The 1928 Prayer Book had only one cycle of lessons and no provision for readings at the daily Office. It is a positive step forward that people who attend church regularly are now exposed to a wider range of scriptures, but this gain has been accompanied by loss. The same can be said of the new translations of the psalms. While there are some brilliant moments—for example, the translation of Psalm 62 in the 1979 BCP—the music is no longer there, and it is the music of speech that seats it in memory.
The change from the KJV or even the RSV to the NRSV has been catastropic. Sometimes the NRSV is so awkward that it is almost impossible to read aloud, and the virtual elimination of the word 'behold' has meant a drastic shift in theology and the ability to interpret the texts. This issue will be discussed at length in my forthcoming books, Writing the Icon of the Heart: In Silence Beholding (BRF May, 2011), and Silence: A User's Guide.
But in this post I want to address the loss of what might be called the internal concordance. This term indicates that the words of scripture and liturgy are so deeply integrated in the person that phrases appear spontaneously and appropriately at any given moment.
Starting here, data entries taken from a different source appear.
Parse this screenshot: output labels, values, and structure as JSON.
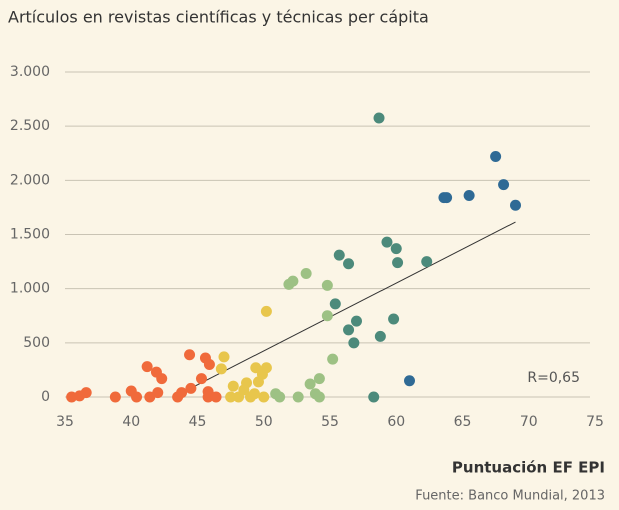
{
  "chart_data": {
    "type": "scatter",
    "title": "Artículos en revistas científicas y técnicas per cápita",
    "x_label": "Puntuación EF EPI",
    "source": "Fuente: Banco Mundial, 2013",
    "annotation": "R=0,65",
    "xlim": [
      35,
      75
    ],
    "xticks": [
      35,
      40,
      45,
      50,
      55,
      60,
      65,
      70,
      75
    ],
    "ylim": [
      -100,
      3100
    ],
    "yticks": [
      0,
      500,
      {
        "value": 1000,
        "label": "1.000"
      },
      {
        "value": 1500,
        "label": "1.500"
      },
      {
        "value": 2000,
        "label": "2.000"
      },
      {
        "value": 2500,
        "label": "2.500"
      },
      {
        "value": 3000,
        "label": "3.000"
      }
    ],
    "grid": true,
    "trendline": {
      "x": [
        43.2,
        69.0
      ],
      "y": [
        0,
        1615
      ],
      "color": "#333333"
    },
    "series": [
      {
        "color": "#f06a3b",
        "x": [
          35.5,
          36.1,
          36.6,
          38.8,
          40.0,
          40.4,
          41.2,
          41.4,
          41.9,
          42.0,
          42.3,
          43.5,
          43.8,
          44.4,
          44.5,
          45.3,
          45.6,
          45.8,
          45.9,
          45.8,
          46.4
        ],
        "values": [
          0,
          10,
          40,
          0,
          55,
          0,
          280,
          0,
          230,
          40,
          170,
          0,
          40,
          390,
          80,
          170,
          360,
          0,
          300,
          50,
          0
        ]
      },
      {
        "color": "#e8c64c",
        "x": [
          47.0,
          46.8,
          47.5,
          47.7,
          48.1,
          48.5,
          48.7,
          49.0,
          49.3,
          49.4,
          49.6,
          49.9,
          50.0,
          50.2,
          50.2
        ],
        "values": [
          370,
          260,
          0,
          100,
          0,
          65,
          130,
          0,
          30,
          270,
          140,
          210,
          0,
          270,
          790
        ]
      },
      {
        "color": "#9dc184",
        "x": [
          50.9,
          51.2,
          51.9,
          52.2,
          52.6,
          53.2,
          53.5,
          53.9,
          54.2,
          54.2,
          54.8,
          54.8,
          55.2
        ],
        "values": [
          30,
          0,
          1040,
          1070,
          0,
          1140,
          120,
          30,
          170,
          0,
          1030,
          750,
          350
        ]
      },
      {
        "color": "#4c8a7b",
        "x": [
          55.4,
          55.7,
          56.4,
          56.4,
          56.8,
          57.0,
          58.3,
          58.7,
          58.8,
          59.3,
          59.8,
          60.0,
          60.1,
          62.3
        ],
        "values": [
          860,
          1310,
          1230,
          620,
          500,
          700,
          0,
          2575,
          560,
          1430,
          720,
          1370,
          1240,
          1250
        ]
      },
      {
        "color": "#2f6a95",
        "x": [
          61.0,
          63.6,
          63.8,
          65.5,
          67.5,
          68.1,
          69.0
        ],
        "values": [
          150,
          1840,
          1840,
          1860,
          2220,
          1960,
          1770
        ]
      }
    ]
  }
}
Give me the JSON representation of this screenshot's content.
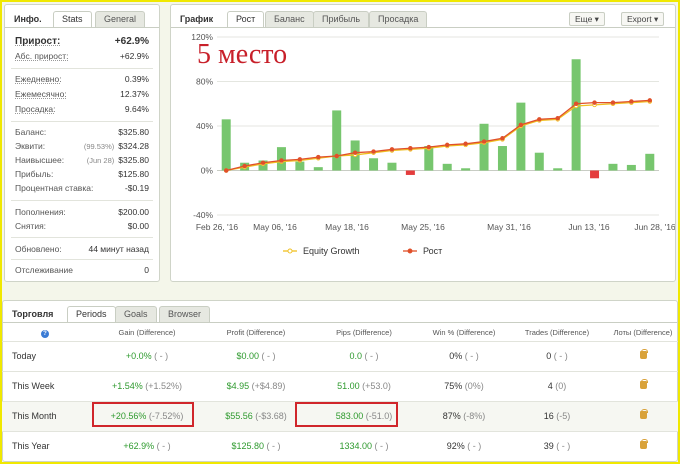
{
  "info_panel": {
    "title": "Инфо.",
    "tabs": [
      "Stats",
      "General"
    ],
    "growth_label": "Прирост:",
    "growth_value": "+62.9%",
    "abs_label": "Абс. прирост:",
    "abs_value": "+62.9%",
    "daily_label": "Ежедневно:",
    "daily_value": "0.39%",
    "monthly_label": "Ежемесячно:",
    "monthly_value": "12.37%",
    "drawdown_label": "Просадка:",
    "drawdown_value": "9.64%",
    "balance_label": "Баланс:",
    "balance_value": "$325.80",
    "equity_label": "Эквити:",
    "equity_pre": "(99.53%)",
    "equity_value": "$324.28",
    "highest_label": "Наивысшее:",
    "highest_pre": "(Jun 28)",
    "highest_value": "$325.80",
    "profit_label": "Прибыль:",
    "profit_value": "$125.80",
    "interest_label": "Процентная ставка:",
    "interest_value": "-$0.19",
    "deposits_label": "Пополнения:",
    "deposits_value": "$200.00",
    "withdrawals_label": "Снятия:",
    "withdrawals_value": "$0.00",
    "updated_label": "Обновлено:",
    "updated_value": "44 минут назад",
    "tracking_label": "Отслеживание",
    "tracking_value": "0"
  },
  "chart_panel": {
    "title": "График",
    "tabs": [
      "Рост",
      "Баланс",
      "Прибыль",
      "Просадка"
    ],
    "btn_more": "Еще",
    "btn_export": "Export",
    "overlay": "5 место"
  },
  "chart_data": {
    "type": "bar",
    "ylim": [
      -40,
      120
    ],
    "yticks": [
      "120%",
      "80%",
      "40%",
      "0%",
      "-40%"
    ],
    "yticks_values": [
      120,
      80,
      40,
      0,
      -40
    ],
    "xticks": [
      "Feb 26, '16",
      "May 06, '16",
      "May 18, '16",
      "May 25, '16",
      "May 31, '16",
      "Jun 13, '16",
      "Jun 28, '16"
    ],
    "bars": [
      46,
      7,
      9,
      21,
      8,
      3,
      54,
      27,
      11,
      7,
      -4,
      22,
      6,
      2,
      42,
      22,
      61,
      16,
      2,
      100,
      -7,
      6,
      5,
      15
    ],
    "series": [
      {
        "name": "Equity Growth",
        "color": "#f0c020",
        "values": [
          0,
          3,
          6,
          8,
          9,
          11,
          13,
          14,
          16,
          18,
          19,
          20,
          22,
          23,
          25,
          28,
          40,
          45,
          46,
          58,
          59,
          60,
          61,
          62
        ]
      },
      {
        "name": "Рост",
        "color": "#e0502a",
        "values": [
          0,
          4,
          7,
          9,
          10,
          12,
          13,
          16,
          17,
          19,
          20,
          21,
          23,
          24,
          26,
          29,
          41,
          46,
          47,
          60,
          61,
          61,
          62,
          63
        ]
      }
    ]
  },
  "trade_panel": {
    "title": "Торговля",
    "tabs": [
      "Periods",
      "Goals",
      "Browser"
    ],
    "help_icon": "question-icon",
    "headers": [
      "Gain (Difference)",
      "Profit (Difference)",
      "Pips (Difference)",
      "Win % (Difference)",
      "Trades (Difference)",
      "Лоты (Difference)"
    ],
    "rows": [
      {
        "period": "Today",
        "gain": "+0.0%",
        "gain_diff": "( - )",
        "profit": "$0.00",
        "profit_diff": "( - )",
        "pips": "0.0",
        "pips_diff": "( - )",
        "win": "0%",
        "win_diff": "( - )",
        "trades": "0",
        "trades_diff": "( - )"
      },
      {
        "period": "This Week",
        "gain": "+1.54%",
        "gain_diff": "(+1.52%)",
        "profit": "$4.95",
        "profit_diff": "(+$4.89)",
        "pips": "51.00",
        "pips_diff": "(+53.0)",
        "win": "75%",
        "win_diff": "(0%)",
        "trades": "4",
        "trades_diff": "(0)"
      },
      {
        "period": "This Month",
        "gain": "+20.56%",
        "gain_diff": "(-7.52%)",
        "profit": "$55.56",
        "profit_diff": "(-$3.68)",
        "pips": "583.00",
        "pips_diff": "(-51.0)",
        "win": "87%",
        "win_diff": "(-8%)",
        "trades": "16",
        "trades_diff": "(-5)"
      },
      {
        "period": "This Year",
        "gain": "+62.9%",
        "gain_diff": "( - )",
        "profit": "$125.80",
        "profit_diff": "( - )",
        "pips": "1334.00",
        "pips_diff": "( - )",
        "win": "92%",
        "win_diff": "( - )",
        "trades": "39",
        "trades_diff": "( - )"
      }
    ]
  }
}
It is as if there is a kind of prayer wheel in a person's core silence that offers support as well as accompaniment to life.
I look out from my kitchen window at dairy cattle grazing, 'the cattle upon a thousand hills.' The mauve and white blossoms of wild radish and the yellow of wild mustard ripple in the breeze across the lower meadow, 'they laugh and sing.' Or I have been through another 'use and discard' situation and am feeling sorry for myself: 'I have no place to flee unto/and no one cares for my soul.' And the concordance helps me out of this dark place: 'Look upon me and be radiant, and let not your face be ashamed.' Then 'You speak in my heart and say, 'Seek my face'; your face, Lord, will I seek.'
Many of these texts seated themselves during Sunday liturgy when I was a child. They were augmented by years of singing the Office, but the process began long before I ever knew about monastic life. The grace of language of the 1928 book has been cited by many a writer as one of the most important influences in their lives, Coverdale's translation of the psalter in particular. These were often writers who went to private school and had to attend compulsory chapel.
But the internal concordance is not the private playground of the rich; long passages of the Bible are routinely memorized by people who are more or less illiterate. They repeat spiritual songs that contain verses or précis of Scripture. These passages rise up to point the songline of their lives as it spins out of time over the arc of the day. It is the foundation of rock on which they build their house, their tabernacle of the heart.
1 Comments:
In "A History of God," which I was reading awhile ago, Karen Armstrong speaks of learning something "by heart" - of course that's a very familiar expression, but I had not thought of memorization in those words in a long time. Yet that's what is so potent in memorization - it goes beyond the brain and intellect - it engages the heart.
When I've learned something at this level, even something quite trivial, it reveals a richness that I hadn't guessed was there in my initial encounters. Learning can be not just an accumulation but a transformation and so this takes time.
I think this relates to your internal concordance. And as you point out, "it is the music of speech that seats it in memory." And in the heart.